Splitgraph has been acquired by EDB! Read the blog post.

Time travel queries

Table versioning

Modification of existing data is a core feature of Seafowl, and it effectively reduces to adding new and/or potentially replacing old partitions, followed by creating a new table version. Each table version is nothing more than an entry in our metadata store, linking it to the underlying partitions.

Any partition not touched by a write query ends up being a shared component between the latest and previous version(s). We try to optimise for partition re-use across different table versions: for INSERTs we simply create new partitions from the provided data; in the case of UPDATE/DELETE only the partitions targeted by the statement qualifier (i.e. the WHERE clause, if any) are replaced by new ones.

Querying older table versions

By default, Seafowl interprets a plain table reference in a SQL statement as pointing to the latest version for that table. However, given that all (meta)data for previous table versions is being tracked, there is also an option of referencing older table versions. In other words, one can query historical data (AKA table time travel), and do so by using the table function syntax with a single argument

SELECT * FROM my_table('2022-10-25T09:30:55+00:00')

The provided timestamp tells Seafowl to plan and execute the query using the table version that was latest at the specified point in time. The time formats accepted include RFC 3339 (as above), RFC 2822 and a frequently used YY-MM-DD HH:MM:SS Z format.

Table version bookkeeping

There are no limitations on the table time-travel queries—one can mix and match multiple table references with no version specifiers, or with ones using any of the supported timestamp formats in a single SELECT statement—apart from one. Namely, Seafowl does not allow referencing table versions prior to the oldest recorded one, and will instead error out with the message No recorded table versions for the provided timestamp.
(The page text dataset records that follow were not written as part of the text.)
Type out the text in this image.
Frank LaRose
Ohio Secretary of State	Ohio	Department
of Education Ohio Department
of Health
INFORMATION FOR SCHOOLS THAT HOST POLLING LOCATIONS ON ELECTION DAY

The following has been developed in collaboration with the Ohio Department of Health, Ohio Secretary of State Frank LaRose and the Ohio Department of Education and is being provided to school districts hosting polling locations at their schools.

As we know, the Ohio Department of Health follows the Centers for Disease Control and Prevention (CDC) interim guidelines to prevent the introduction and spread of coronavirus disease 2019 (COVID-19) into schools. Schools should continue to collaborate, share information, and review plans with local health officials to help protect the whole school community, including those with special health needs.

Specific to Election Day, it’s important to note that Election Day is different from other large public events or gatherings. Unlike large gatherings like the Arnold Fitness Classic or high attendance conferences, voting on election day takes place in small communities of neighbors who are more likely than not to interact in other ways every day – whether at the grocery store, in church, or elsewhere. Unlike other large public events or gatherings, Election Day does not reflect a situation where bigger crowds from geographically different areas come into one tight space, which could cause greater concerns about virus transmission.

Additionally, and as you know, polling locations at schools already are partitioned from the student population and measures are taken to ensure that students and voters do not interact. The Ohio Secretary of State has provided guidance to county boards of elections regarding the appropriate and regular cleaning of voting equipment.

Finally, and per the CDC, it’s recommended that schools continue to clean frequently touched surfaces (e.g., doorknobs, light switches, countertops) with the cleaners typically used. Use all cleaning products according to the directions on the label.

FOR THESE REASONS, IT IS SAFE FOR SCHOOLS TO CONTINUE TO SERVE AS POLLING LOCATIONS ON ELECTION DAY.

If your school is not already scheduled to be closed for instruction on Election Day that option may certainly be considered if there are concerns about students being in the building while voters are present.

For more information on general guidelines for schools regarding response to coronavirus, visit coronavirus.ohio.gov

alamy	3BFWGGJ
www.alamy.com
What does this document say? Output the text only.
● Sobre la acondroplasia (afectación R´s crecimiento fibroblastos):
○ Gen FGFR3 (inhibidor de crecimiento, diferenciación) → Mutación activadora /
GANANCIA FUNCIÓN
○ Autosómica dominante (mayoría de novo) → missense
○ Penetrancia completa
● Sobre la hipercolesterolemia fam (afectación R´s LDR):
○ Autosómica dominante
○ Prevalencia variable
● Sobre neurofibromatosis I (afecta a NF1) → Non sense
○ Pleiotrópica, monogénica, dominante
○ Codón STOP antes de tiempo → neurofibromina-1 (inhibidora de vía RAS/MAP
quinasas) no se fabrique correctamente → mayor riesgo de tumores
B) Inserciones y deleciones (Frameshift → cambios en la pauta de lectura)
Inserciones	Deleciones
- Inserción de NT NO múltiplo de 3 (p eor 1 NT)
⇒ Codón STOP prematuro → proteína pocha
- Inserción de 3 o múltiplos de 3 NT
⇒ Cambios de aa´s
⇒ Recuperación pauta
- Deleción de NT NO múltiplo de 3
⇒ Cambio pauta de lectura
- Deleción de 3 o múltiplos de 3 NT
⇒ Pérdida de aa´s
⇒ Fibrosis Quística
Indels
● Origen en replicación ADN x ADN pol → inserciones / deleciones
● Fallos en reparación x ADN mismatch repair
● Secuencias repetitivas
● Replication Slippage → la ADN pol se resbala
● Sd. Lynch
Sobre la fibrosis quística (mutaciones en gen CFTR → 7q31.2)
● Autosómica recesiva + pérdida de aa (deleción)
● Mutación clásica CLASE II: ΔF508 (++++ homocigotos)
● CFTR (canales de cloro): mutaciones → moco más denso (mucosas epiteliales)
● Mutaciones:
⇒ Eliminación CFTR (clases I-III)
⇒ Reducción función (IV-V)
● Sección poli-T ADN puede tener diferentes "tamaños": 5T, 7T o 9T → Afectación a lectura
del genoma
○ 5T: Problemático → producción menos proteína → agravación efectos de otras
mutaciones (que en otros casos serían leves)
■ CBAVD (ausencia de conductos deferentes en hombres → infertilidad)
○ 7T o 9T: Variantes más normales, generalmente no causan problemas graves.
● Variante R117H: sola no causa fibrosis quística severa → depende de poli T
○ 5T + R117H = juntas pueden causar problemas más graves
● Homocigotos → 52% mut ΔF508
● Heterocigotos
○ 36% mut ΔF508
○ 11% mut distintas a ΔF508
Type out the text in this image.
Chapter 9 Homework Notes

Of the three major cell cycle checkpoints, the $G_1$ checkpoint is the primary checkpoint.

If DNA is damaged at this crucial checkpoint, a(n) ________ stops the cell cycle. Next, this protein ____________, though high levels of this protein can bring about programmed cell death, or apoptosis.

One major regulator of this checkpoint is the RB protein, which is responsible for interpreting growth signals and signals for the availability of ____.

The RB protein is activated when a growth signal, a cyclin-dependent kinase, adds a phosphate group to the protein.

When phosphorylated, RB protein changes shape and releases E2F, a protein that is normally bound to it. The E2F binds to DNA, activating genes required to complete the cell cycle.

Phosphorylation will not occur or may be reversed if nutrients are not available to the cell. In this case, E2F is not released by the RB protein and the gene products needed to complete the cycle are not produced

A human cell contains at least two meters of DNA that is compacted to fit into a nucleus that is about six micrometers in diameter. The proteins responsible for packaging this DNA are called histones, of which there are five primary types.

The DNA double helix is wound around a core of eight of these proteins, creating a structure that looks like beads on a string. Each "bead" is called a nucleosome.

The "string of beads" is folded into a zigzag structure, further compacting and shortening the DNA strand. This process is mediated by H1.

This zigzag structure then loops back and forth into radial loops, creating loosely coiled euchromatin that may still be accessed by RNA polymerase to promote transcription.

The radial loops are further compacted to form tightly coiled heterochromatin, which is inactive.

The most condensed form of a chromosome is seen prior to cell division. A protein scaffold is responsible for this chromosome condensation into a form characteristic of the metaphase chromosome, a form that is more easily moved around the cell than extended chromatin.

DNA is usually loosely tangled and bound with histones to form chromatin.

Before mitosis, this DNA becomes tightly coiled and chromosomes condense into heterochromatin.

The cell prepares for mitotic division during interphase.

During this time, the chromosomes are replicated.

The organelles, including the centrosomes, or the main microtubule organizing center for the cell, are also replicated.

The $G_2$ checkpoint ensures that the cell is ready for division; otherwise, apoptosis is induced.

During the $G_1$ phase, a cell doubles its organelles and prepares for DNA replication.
For this reason, but also as a more general tool aimed as a catalog and aide in version selection, the system schema provides the table_versions table, that can be queried to determine the exact times when each new version was created, starting with the oldest one.

Cleaning history

Finally, if one ends up with too many table versions and/or deems them obsolete, they can easily be cleaned up using the VACUUM command. In particular, VACUUM TABLE my_table will purge all table versions except the last one, and delete any resulting orphan partitions.

Example

Assume we have just created a table

CREATE TABLE my_table (number INT, parity VARCHAR)

and we go on to add some data

INSERT INTO my_table VALUES (1, 'odd'), (2, 'even'), (3, 'odd'), (4, 'even')

This will result in the creation of two table versions, the initial (empty) one, and the one resulting from the insert

SELECT * FROM system.table_versions;
 table_schema | table_name | table_version_id |    creation_time
--------------+------------+------------------+---------------------
 public       | my_table   |                1 | 2022-10-25 11:21:16
 public       | my_table   |                2 | 2022-10-25 11:21:36
(2 rows)

Running another DML statement

DELETE FROM my_table WHERE parity = 'odd'

will result in yet another table version being created

SELECT * FROM system.table_versions;
 table_schema | table_name | table_version_id |    creation_time
--------------+------------+------------------+---------------------
 public       | my_table   |                1 | 2022-10-25 11:21:16
 public       | my_table   |                2 | 2022-10-25 11:21:36
 public       | my_table   |                3 | 2022-10-25 11:22:48
(3 rows)

Querying the latest table version (3) gives us the expected results

SELECT * FROM my_table;
 number | parity
--------+--------
      2 | even
      4 | even
(2 rows)

However, we can also go back and query the table as it was just prior to the DELETE statement (2) using the time travel syntax

SELECT * FROM my_table('2022-10-25 11:22:00 +00:00');
 number | parity
--------+--------
      1 | odd
      2 | even
      3 | odd
      4 | even
(4 rows)

Write statement time-travel

Finally, note that you can also use the time travel syntax in source queries for some applicable write statements. In particular, this means you can do

CREATE TABLE my_new_table AS SELECT * FROM my_table('2022-10-25 11:22:00 +00:00')

or

INSERT INTO my_other_table SELECT * FROM my_table('2022-10-25 11:22:48 +00:00')

Current limitations

  • Can't use SQL expressions to specify the timestamp (e.g. now() - INTERVAL '5 hours').